FX market records two-week low of $87.51m supply

The lingering foreign exchange (FX) liquidity crisis has seen investors scurry off the Nigerian market as investment inflows into Africa’s most populous nation plunged to a record low.

Nigeria, once Africa’s biggest economy, could barely lure in both portfolio investors and long term foreign direct investments as the country contends with varying macroeconomic challenges spooking investors confidence.

Data obtained from the National Bureau of Statistics (NBS) showed that foreign direct investment decreased by 75 percent to a paltry $29.8 million in the second quarter from $119 million recorded in Q1.

Foreign portfolio investment (FPI) which contributed the most to the total capital importation also fell by 32 percent quarter-on-quarter to $1.4 billion in the same period under review.

Analysts at FBNQuest Capital have attributed the waning appetite of foreign investors in Nigeria to the lingering FX crisis, rising inflation and worsening insecurity.

“The shift in foreign investor confidence was as a result of macroeconomic challenges, including FX liquidity concerns, rising inflation, and fiscal constraints,” the analysts said in a note on Thursday.

The naira has lost about 70 percent of its value under President Bola Tinubu’s administration and averaged N1,511.34/$ at the Investors and Exporters window this year.

It however gained a staggering 4 percent against the greenback on Wednesday to N1,625.15, according to data by the FMDQ.

The CBN under the new governor Olayemi Cardoso has been rolling out policies to keep the market in check. In September, the apex bank intervened by selling a record $543 million to Bureau de Change operators at 1,590/$ with a 1 percent margin.

In a renewed effort to shore up the naira and hammer rising inflation, the monetary policy committee raised the benchmark interest rates again in September by 50 basis points to 27.25 percent. But this has hardly borne any fruit in the form of investment.

“Despite the carry-trade opportunities for FPIs presented by the CBN’s hawkish monetary policy stance, the outlook for participation in direct investment remains bleak primarily because of concerns related to FX liquidity, security challenges and the unfavourable business environment, among others,” analysts at FBNQuest Capital said.

“Investors are not streaming in because it was like all the money they were throwing into the market was going into a hole. They were just losing money, a source familiar with the trends in the market matter told BusinessDay.

The source stated that some of the portfolio investors came in when the exchange rate was at 1,200 to a US dollar and thought 1,500 was the resistance level. But the naira is edging toward 1,700 meaning the liquidity brought in is already dwindling.

“That’s why they stayed away to keep watching the market and see what’s happening,” the source added.

Barriers of entry spooking investors confidence

BusinessDay reported on Tuesday that the delay in the issuance of Certificate of Capital Importation (CCI) formerly issued by commercial banks but now done by the CBN is shifting the sentiments of potential investors from the country.

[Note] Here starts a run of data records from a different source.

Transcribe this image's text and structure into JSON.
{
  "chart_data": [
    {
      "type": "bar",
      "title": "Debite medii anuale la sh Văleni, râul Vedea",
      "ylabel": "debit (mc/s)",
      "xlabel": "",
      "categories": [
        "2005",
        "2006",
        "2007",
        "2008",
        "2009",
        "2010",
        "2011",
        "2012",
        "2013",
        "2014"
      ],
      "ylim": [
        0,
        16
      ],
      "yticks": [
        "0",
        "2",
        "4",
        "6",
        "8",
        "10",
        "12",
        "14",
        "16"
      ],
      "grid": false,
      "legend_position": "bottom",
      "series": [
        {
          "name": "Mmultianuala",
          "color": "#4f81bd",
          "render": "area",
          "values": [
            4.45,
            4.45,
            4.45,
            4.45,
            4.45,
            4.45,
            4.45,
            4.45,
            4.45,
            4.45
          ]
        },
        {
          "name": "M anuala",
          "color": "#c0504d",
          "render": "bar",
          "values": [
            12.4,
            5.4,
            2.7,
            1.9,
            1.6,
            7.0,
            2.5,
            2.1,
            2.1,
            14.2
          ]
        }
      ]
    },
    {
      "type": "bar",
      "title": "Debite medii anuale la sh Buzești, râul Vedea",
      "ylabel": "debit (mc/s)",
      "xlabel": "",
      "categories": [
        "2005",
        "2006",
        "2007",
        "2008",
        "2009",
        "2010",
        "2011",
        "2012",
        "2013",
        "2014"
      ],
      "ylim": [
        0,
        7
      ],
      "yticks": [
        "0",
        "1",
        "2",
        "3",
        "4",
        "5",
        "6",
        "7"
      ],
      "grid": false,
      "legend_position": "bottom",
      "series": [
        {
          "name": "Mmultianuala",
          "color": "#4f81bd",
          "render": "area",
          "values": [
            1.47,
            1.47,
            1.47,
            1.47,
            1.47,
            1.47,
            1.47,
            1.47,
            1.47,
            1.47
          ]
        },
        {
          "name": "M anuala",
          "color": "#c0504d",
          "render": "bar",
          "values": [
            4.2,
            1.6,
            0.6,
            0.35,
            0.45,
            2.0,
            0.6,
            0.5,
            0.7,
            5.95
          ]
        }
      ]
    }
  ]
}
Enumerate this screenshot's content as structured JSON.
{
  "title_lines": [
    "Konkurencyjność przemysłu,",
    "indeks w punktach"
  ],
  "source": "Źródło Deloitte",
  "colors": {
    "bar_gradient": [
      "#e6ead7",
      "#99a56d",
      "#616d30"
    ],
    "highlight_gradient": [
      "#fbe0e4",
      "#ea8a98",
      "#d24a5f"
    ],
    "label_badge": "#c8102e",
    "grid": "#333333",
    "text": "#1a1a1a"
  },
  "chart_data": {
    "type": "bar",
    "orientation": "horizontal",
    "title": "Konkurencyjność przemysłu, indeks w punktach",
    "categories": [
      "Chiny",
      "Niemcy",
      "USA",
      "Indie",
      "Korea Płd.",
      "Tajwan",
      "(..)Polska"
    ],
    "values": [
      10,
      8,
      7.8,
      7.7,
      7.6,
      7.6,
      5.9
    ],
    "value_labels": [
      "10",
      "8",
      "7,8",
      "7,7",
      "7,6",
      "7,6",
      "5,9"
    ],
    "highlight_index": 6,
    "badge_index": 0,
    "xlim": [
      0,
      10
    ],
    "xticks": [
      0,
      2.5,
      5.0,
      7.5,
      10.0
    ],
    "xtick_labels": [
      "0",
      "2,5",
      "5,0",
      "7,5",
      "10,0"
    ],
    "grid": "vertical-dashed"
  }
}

CCI is a document issued by banks in Nigeria to foreign investors to confirm the inflow of foreign capital into the country.

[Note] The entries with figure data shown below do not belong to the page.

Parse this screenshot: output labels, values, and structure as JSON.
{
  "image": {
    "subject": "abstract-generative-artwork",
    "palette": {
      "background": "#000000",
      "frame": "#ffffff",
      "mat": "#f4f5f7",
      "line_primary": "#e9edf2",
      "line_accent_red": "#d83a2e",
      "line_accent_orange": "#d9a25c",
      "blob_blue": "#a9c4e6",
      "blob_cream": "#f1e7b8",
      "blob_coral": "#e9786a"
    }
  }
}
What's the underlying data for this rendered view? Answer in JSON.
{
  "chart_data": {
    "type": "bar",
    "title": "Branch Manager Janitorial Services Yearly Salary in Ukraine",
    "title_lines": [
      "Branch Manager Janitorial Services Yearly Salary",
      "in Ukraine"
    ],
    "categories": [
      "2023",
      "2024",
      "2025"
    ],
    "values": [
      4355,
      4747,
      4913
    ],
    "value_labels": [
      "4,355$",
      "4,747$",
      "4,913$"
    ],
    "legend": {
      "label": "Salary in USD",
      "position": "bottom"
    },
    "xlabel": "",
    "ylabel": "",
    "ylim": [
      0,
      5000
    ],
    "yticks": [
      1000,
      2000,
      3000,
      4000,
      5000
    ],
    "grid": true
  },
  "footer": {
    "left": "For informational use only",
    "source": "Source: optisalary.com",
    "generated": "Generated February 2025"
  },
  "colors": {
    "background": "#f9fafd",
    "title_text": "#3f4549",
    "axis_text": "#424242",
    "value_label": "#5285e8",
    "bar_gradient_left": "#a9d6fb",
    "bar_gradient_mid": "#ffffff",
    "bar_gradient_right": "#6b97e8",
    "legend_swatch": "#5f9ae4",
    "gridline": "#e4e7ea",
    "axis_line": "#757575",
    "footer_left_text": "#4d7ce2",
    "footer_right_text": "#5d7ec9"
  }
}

The CCI is crucial for ensuring that foreign investors can repatriate dividends and capital gains from their investments. But there are now some backlogs yet to be cleared due to the involvement of the apex bank.

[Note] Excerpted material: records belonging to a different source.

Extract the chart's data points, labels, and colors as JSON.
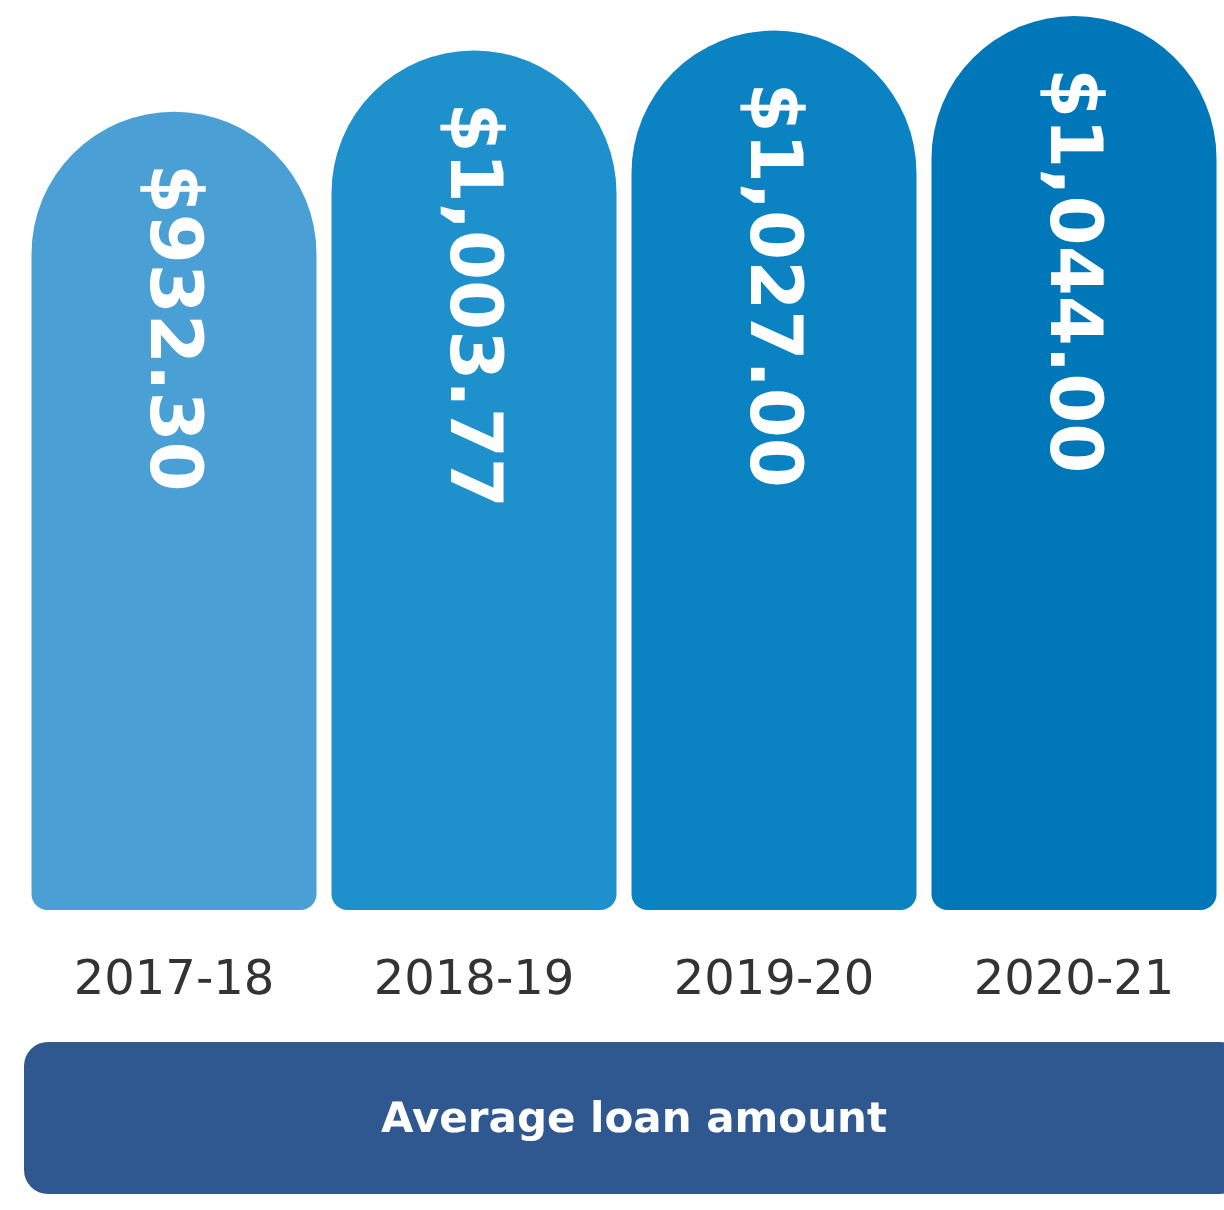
{
  "chart_data": {
    "type": "bar",
    "title": "Average loan amount",
    "categories": [
      "2017-18",
      "2018-19",
      "2019-20",
      "2020-21"
    ],
    "values": [
      932.3,
      1003.77,
      1027.0,
      1044.0
    ],
    "value_labels": [
      "$932.30",
      "$1,003.77",
      "$1,027.00",
      "$1,044.00"
    ],
    "colors": [
      "#4a9fd4",
      "#1e90cc",
      "#0b82c2",
      "#0077b8"
    ],
    "ylim": [
      0,
      1044
    ]
  }
}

“There are backlogs of CCI issuances of some of these offshore investors. They’ve brought in money, they don’t have CCI. They’re afraid. So some of them that wish to do stuff will have to first clear the issue of CCI,” the source said.

The source described the seeming bottleneck “like shooting ourselves or scoring an own goal sometimes”.

Tobi Ehinmosan, a macroeconomic and fixed income analyst at Lagos-based FBNQuest Capital said investors only flock into an economy if it guarantees higher returns and provides an avenue to repatriate their gains.

“No one wants to invest in a struggling economy, because every investor invests to earn a certain kind of revenue,” Ehinmosan said.

“However, a struggling economy like Nigeria doesn’t guarantee that,” he stated.